There whatever numeric argument  is pass, if it exceed the max value is reset to his Max value. At this stage there is no logic to manage values like Server ID, that is an identifier and not quantity.

This is obviously something that can be managed better, and actually the fact that NDB prevent the server to go ahead is by far more correct, this because Server Id is it used internally to recognize the server.

 

I have done a quick check, and I have see that at least the following functions are using the server_id variable, in the new replication mechanism.

 

rpl_master.cc
int register_slave(THD* thd, uchar* packet, uint packet_length)
void unregister_slave(THD* thd, bool only_mine, bool need_lock_slave_list)
bool show_slave_hosts(THD* thd)
static int fake_rotate_event(NET* net, String* packet, char* log_file_name,ulonglong position, const char** errmsg,uint8 checksum_alg_arg)
static int send_heartbeat_event(NET* net, String* packet,const struct event_coordinates *coord,uint8 checksum_alg_arg)
bool com_binlog_dump(THD *thd, char *packet, uint packet_length)
bool com_binlog_dump_gtid(THD *thd, char *packet, uint packet_length)
void mysql_binlog_send(THD* thd, char* log_ident, my_off_t pos,const Gtid_set* slave_gtid_executed)

 

I have not investigate more, to see what will happen if there are two different servers having the same ID, I have not done it, because in any case it is conceptually wrong.

 

Just for fun I have create an horrible patch to manage the mismatch, adding a control on the parameter name.

 

Obviously that should be something different like an attribute of the my_option object that indicate if the option is a quantity an identifier or whatever else, then on that base decide what to do.

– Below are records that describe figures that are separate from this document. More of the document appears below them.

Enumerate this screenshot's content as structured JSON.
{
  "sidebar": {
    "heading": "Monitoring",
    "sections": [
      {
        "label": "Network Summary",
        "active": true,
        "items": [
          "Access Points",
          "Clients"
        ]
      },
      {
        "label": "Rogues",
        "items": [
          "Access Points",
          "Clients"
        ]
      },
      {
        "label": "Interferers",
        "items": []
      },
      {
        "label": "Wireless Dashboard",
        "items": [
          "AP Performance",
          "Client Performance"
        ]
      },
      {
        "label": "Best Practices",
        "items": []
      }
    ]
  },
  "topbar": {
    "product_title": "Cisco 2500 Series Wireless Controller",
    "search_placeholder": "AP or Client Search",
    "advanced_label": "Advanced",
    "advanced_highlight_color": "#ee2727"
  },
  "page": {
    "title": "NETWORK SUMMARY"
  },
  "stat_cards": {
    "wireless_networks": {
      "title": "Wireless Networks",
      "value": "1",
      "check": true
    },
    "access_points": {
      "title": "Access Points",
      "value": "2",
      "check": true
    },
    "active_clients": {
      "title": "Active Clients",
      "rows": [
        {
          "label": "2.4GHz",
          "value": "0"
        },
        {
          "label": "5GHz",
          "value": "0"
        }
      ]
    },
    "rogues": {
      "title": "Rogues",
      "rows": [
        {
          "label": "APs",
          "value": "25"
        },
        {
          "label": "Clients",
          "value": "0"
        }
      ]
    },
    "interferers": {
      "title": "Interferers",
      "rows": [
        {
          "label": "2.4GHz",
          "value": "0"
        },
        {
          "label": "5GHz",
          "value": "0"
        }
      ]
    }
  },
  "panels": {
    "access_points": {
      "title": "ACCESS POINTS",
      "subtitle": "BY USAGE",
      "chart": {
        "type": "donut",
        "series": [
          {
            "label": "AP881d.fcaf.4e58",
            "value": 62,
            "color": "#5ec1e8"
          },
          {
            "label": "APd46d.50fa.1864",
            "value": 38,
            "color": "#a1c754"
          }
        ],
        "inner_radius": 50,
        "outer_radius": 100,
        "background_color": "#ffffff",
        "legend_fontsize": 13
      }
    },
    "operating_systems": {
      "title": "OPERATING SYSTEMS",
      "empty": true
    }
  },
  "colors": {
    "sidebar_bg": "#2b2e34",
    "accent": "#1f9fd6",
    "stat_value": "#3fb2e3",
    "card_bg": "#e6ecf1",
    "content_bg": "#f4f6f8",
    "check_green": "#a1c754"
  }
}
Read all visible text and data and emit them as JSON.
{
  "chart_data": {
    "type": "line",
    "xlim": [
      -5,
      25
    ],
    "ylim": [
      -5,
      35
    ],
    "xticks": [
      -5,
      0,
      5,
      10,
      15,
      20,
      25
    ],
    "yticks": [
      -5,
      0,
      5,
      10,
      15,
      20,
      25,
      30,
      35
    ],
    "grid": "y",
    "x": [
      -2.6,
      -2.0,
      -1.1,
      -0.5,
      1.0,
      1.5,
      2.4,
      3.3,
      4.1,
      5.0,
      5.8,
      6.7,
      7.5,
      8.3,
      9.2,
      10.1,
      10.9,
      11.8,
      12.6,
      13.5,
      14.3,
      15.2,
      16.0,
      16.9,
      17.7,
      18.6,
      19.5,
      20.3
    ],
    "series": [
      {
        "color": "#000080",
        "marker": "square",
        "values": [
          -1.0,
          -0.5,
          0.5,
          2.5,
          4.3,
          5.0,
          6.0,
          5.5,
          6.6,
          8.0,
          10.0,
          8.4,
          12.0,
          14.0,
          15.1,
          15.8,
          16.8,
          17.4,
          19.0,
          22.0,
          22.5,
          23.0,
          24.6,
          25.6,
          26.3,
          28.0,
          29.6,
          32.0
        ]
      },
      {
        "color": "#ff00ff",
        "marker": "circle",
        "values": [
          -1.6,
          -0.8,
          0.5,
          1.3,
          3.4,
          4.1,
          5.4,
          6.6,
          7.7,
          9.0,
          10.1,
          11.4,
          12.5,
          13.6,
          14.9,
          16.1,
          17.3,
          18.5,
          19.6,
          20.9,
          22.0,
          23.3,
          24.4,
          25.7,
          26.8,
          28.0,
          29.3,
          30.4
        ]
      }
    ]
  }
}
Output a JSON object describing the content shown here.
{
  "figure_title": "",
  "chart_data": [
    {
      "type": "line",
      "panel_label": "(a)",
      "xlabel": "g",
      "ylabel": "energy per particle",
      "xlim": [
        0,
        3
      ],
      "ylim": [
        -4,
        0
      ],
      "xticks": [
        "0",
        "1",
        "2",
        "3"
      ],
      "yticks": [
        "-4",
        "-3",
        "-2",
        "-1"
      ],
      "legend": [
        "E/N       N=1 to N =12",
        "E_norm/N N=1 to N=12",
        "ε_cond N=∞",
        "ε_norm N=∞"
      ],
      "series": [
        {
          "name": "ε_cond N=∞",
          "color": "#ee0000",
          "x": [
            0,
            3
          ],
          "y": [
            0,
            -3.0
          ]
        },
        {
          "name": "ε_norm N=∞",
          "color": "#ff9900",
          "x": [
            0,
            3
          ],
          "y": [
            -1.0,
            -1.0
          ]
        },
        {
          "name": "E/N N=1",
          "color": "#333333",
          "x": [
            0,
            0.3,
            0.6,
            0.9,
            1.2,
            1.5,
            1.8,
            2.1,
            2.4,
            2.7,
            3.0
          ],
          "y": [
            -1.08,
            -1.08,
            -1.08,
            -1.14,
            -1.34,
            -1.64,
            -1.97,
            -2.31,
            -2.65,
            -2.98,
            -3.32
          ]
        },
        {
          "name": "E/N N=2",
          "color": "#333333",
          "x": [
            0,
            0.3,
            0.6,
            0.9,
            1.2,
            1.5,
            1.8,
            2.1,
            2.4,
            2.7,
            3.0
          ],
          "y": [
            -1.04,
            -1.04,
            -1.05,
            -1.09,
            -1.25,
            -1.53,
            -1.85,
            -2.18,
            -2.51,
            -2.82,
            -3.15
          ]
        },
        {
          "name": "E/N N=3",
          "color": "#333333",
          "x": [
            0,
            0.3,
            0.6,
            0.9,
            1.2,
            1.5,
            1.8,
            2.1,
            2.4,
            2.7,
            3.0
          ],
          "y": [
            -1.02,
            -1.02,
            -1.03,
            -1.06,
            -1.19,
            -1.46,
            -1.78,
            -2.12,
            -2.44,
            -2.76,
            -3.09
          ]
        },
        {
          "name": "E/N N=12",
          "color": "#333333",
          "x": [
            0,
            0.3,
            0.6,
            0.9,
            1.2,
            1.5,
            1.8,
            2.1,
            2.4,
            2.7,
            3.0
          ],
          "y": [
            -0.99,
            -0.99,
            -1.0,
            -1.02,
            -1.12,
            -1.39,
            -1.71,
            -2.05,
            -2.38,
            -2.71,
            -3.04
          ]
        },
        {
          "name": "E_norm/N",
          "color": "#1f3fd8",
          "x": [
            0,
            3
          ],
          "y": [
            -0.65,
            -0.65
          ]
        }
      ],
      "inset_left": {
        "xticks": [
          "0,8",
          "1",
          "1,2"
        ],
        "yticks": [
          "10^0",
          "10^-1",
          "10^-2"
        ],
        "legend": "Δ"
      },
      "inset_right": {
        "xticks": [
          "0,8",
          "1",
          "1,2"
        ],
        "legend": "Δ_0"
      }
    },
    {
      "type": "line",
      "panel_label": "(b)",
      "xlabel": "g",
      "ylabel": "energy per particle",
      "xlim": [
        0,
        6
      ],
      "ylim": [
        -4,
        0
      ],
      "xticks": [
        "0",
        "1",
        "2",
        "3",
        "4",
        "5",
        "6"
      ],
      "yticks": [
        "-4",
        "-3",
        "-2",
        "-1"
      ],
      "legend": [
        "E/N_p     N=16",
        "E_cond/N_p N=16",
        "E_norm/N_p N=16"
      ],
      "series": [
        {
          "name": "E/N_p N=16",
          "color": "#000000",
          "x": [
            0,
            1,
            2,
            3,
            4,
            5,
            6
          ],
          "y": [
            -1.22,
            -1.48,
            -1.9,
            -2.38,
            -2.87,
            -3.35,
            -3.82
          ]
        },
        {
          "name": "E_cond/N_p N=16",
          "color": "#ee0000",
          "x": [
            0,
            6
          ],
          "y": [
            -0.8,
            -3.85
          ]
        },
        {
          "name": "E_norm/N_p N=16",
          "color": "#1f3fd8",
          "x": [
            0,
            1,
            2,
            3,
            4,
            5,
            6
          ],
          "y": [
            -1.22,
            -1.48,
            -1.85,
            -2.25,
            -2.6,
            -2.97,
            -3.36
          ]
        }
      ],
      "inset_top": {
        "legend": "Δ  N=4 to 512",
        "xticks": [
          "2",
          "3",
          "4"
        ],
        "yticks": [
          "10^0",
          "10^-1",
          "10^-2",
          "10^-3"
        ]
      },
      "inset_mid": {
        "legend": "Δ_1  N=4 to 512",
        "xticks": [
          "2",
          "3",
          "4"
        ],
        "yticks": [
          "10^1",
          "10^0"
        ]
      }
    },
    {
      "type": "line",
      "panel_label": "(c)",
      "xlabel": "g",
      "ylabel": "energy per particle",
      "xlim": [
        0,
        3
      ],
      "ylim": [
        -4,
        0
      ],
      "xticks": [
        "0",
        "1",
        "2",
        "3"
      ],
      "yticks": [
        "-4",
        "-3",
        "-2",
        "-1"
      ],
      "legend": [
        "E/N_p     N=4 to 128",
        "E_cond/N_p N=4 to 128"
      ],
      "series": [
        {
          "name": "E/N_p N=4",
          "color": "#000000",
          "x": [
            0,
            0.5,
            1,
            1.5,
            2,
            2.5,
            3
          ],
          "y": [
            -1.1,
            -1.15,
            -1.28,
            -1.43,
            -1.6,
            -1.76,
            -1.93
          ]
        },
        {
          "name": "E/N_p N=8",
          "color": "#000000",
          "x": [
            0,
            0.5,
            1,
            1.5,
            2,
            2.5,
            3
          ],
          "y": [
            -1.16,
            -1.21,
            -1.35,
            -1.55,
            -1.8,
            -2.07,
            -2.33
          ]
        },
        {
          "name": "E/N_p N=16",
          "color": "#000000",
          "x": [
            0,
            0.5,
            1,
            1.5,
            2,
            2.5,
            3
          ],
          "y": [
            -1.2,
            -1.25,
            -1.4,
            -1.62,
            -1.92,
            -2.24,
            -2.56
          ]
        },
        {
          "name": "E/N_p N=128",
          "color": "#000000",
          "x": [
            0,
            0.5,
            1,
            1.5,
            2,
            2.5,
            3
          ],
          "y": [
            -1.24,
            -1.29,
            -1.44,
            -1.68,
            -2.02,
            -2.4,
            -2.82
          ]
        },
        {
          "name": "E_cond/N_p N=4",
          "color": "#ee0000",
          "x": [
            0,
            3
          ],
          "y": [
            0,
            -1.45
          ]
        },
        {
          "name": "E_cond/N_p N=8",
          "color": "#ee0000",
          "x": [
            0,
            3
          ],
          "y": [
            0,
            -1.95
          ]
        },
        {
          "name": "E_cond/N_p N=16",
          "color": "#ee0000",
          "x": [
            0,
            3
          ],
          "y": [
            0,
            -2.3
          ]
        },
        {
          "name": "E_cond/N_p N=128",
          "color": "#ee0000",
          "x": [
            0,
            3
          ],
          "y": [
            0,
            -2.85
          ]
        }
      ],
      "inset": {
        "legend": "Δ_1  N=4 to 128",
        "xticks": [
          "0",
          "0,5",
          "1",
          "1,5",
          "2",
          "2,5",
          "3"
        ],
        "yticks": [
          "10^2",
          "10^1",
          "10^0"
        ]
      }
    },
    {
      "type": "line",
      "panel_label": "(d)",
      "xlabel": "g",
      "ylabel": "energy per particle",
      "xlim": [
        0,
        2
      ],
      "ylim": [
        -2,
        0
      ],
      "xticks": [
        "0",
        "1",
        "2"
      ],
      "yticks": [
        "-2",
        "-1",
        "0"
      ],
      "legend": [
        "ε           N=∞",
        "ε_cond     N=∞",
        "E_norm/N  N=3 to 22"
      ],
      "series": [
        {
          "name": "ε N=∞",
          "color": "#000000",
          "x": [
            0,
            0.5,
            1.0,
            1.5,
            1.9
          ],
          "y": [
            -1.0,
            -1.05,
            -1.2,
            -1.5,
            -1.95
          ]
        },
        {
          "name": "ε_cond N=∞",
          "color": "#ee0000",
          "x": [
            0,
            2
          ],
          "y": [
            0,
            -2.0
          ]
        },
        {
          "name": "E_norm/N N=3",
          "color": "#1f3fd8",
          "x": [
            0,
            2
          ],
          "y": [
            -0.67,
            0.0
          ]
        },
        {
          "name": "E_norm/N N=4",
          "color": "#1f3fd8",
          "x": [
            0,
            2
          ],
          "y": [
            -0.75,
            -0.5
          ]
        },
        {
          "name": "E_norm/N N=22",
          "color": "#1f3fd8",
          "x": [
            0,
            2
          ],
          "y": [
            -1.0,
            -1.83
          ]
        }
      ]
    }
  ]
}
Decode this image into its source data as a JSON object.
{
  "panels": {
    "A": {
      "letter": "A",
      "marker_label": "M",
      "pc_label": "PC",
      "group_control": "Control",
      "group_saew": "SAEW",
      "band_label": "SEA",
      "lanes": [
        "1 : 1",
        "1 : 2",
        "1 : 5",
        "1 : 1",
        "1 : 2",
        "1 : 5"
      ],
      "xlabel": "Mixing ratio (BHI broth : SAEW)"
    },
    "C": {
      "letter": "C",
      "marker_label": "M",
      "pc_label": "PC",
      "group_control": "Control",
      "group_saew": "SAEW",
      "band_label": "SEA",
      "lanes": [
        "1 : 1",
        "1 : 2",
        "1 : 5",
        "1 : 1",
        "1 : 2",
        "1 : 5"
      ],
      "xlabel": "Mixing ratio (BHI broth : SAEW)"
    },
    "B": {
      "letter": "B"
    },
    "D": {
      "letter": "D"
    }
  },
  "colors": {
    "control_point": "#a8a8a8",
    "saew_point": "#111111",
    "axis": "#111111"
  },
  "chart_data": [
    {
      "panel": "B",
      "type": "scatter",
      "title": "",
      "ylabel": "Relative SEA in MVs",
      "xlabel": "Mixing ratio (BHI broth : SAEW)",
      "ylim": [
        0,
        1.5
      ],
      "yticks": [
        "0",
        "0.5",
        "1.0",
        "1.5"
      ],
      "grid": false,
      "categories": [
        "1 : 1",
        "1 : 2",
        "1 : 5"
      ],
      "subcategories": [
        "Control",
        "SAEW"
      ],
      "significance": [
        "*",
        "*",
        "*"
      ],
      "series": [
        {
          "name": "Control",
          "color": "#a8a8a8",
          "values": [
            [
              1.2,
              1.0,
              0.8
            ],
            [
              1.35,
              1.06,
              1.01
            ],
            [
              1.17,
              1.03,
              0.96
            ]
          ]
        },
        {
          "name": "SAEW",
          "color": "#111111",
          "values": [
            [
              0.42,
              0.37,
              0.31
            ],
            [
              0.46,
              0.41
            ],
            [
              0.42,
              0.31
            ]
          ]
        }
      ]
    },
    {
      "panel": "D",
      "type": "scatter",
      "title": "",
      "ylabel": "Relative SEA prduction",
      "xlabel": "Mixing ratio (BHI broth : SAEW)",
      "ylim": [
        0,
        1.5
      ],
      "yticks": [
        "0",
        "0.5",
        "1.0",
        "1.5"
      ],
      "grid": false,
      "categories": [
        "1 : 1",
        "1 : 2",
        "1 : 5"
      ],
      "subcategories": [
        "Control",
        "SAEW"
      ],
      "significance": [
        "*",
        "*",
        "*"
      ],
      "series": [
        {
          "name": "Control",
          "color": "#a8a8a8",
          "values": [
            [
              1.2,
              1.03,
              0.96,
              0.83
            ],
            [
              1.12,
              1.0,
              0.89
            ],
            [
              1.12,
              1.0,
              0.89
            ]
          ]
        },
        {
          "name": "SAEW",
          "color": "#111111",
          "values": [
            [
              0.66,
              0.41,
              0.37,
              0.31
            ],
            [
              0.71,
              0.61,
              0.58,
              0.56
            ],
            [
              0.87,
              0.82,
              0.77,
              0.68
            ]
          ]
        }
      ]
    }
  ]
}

Any how also a stupid and horrible things like the check on the name is better then not having it at all:

 

1
2
3
4
5
6
7
8
9
10
11
12
13
14
15
16
17
18
19
20
21
22
23
24
25
26
27
28
29
30
31
32
33
34
35
36
37
38
39
ulonglong getopt_ull_limit_value(ulonglong num, const struct my_option *optp,
                                 my_bool *fix)
{
  my_bool adjusted= FALSE;
  ulonglong old= num;
  char buf1[255], buf2[255];
  const ulonglong max_of_type=
    max_of_int_range(optp->var_type & GET_TYPE_MASK);
 
	char string1[255], string2[255];
	int result;
	string1=optp->name;
	string2="server_id";
	scanf("%s",string1[10]);
	scanf("%s",string2[10]);
	int chlimit = 255;
	result = strncmp(string1,string2,chlimit);
 
 
 
  if ((ulonglong) num > (ulonglong) optp->max_value &&
      optp->max_value) /* if max value is not set -> no upper limit */
  {
    num= (ulonglong) optp->max_value;
    adjusted= TRUE;
    if(result == 0){
           my_getopt_error_reporter(ERROR_LEVEL,
           "option '%s': unsigned value %s CANNOT BE adjusted to %s please review your settings, and start MySQL again",
           optp->name, llstr(old, buf1), llstr(num, buf2));
           exit(1);
 
    }
  }
  if (num > max_of_type)
  {
    num= max_of_type;
    adjusted= TRUE;
  }
 

 

Running the server with the fix, I will finally had a consisten behaviour, and my favorite MySQL server doing the right thing:

 

131029 13:38:03 mysqld_safe mysqld from pid file /home/mysql/instances/csite3/mysql.pid ended
131029 13:41:11 mysqld_safe Starting mysqld daemon with databases from /home/mysql/instances/csite3/data
2013-10-29 13:41:11 0 [ERROR] 'option server_id' unsigned value 192168075510 CANNOT BE adjusted to 4294967295 please review your settings, and start MySQL again
131029 13:41:12 mysqld_safe mysqld from pid file /home/mysql/instances/csite3/mysql.pid ended

 

 

 

 

Conclusion

From a stupid action it could come out something interesting, at least for me.

I would like to classify this as bug, but given it is a conceptual thing may be is more a what? Feature request? Logic fix?

 

Finally my conclusion is that MySQL is a great product, but is growing fast and sometimes things are left behind, this is a small but possible dangerous one.